I was trying to duplicate this to scala and this is what i got uptill now :

  def mean(list:List[Double]):Double = if(list.isEmpty) 0 else list.sum/list.size
  def variance(xs: Seq[Double]): Option[Double] = {
    mean(xs).flatMap(m => mean(xs.map(x => Math.pow(x-m, 2))))
  }

it's for the first two lines , do they look good to you I am anxious casue i don't understand what keepdims= True and axis =-1 mean casue i am probably not adding their functionality inside this function

Vasudev Gupta · Answer 5 · Fri Aug 20 2021 13:59:33 GMT+0800 (China Standard Time)

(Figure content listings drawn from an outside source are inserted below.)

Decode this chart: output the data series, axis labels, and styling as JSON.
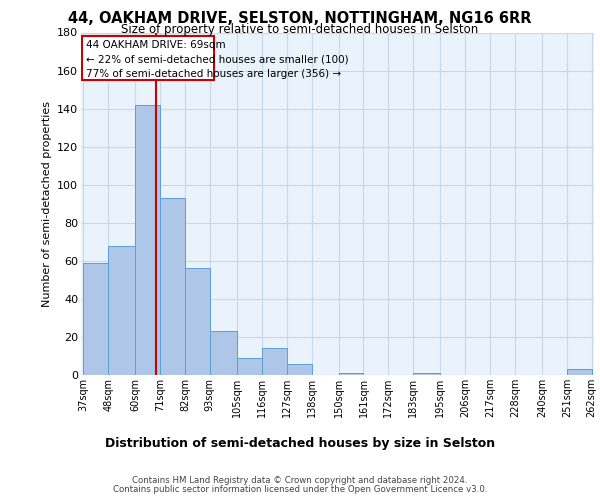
{
  "title_line1": "44, OAKHAM DRIVE, SELSTON, NOTTINGHAM, NG16 6RR",
  "title_line2": "Size of property relative to semi-detached houses in Selston",
  "xlabel": "Distribution of semi-detached houses by size in Selston",
  "ylabel": "Number of semi-detached properties",
  "footer_line1": "Contains HM Land Registry data © Crown copyright and database right 2024.",
  "footer_line2": "Contains public sector information licensed under the Open Government Licence v3.0.",
  "annotation_line1": "44 OAKHAM DRIVE: 69sqm",
  "annotation_line2": "← 22% of semi-detached houses are smaller (100)",
  "annotation_line3": "77% of semi-detached houses are larger (356) →",
  "property_size": 69,
  "bin_edges": [
    37,
    48,
    60,
    71,
    82,
    93,
    105,
    116,
    127,
    138,
    150,
    161,
    172,
    183,
    195,
    206,
    217,
    228,
    240,
    251,
    262
  ],
  "bin_labels": [
    "37sqm",
    "48sqm",
    "60sqm",
    "71sqm",
    "82sqm",
    "93sqm",
    "105sqm",
    "116sqm",
    "127sqm",
    "138sqm",
    "150sqm",
    "161sqm",
    "172sqm",
    "183sqm",
    "195sqm",
    "206sqm",
    "217sqm",
    "228sqm",
    "240sqm",
    "251sqm",
    "262sqm"
  ],
  "bar_heights": [
    59,
    68,
    142,
    93,
    56,
    23,
    9,
    14,
    6,
    0,
    1,
    0,
    0,
    1,
    0,
    0,
    0,
    0,
    0,
    3
  ],
  "bar_color": "#aec6e8",
  "bar_edge_color": "#5a9fd4",
  "grid_color": "#c8d8e8",
  "bg_color": "#eaf3fb",
  "vline_color": "#cc0000",
  "vline_x": 69,
  "annotation_box_color": "#cc0000",
  "ylim": [
    0,
    180
  ],
  "yticks": [
    0,
    20,
    40,
    60,
    80,
    100,
    120,
    140,
    160,
    180
  ]
}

I am axis=-1 to make sure normalization is happening along time dimension. keepdims=True will help us keep the nD array as output if input is nD array.

I would encourage you to print out outputs of these statements to understand them better. Since, I am not familiar with scala, I am not sure if your code is correct or wrong.

ahmedlone127 · Answer 6 · Fri Aug 20 2021 14:35:44 GMT+0800 (China Standard Time)

okay thanks !

ahmedlone127 · Answer 7 · Sat Aug 21 2021 03:25:53 GMT+0800 (China Standard Time)

okay so i am pretty much done with verifying the outputs even though i couldn't implent axis=-1 it looked identical with alot more precision , I want to ask why do we call tf.transpose here even though the output after and before calling it is pretty much the same

Vasudev Gupta · Answer 8 · Tue Aug 24 2021 00:38:15 GMT+0800 (China Standard Time)

Hey, sorry for late reply. You can avoid tf.transpose if everything looking alright without it.

Vasudev Gupta · Answer 9 · Tue Aug 24 2021 00:39:04 GMT+0800 (China Standard Time)

Closing this issue as everything is resolved. Please create a new issue in case you wanna discuss something.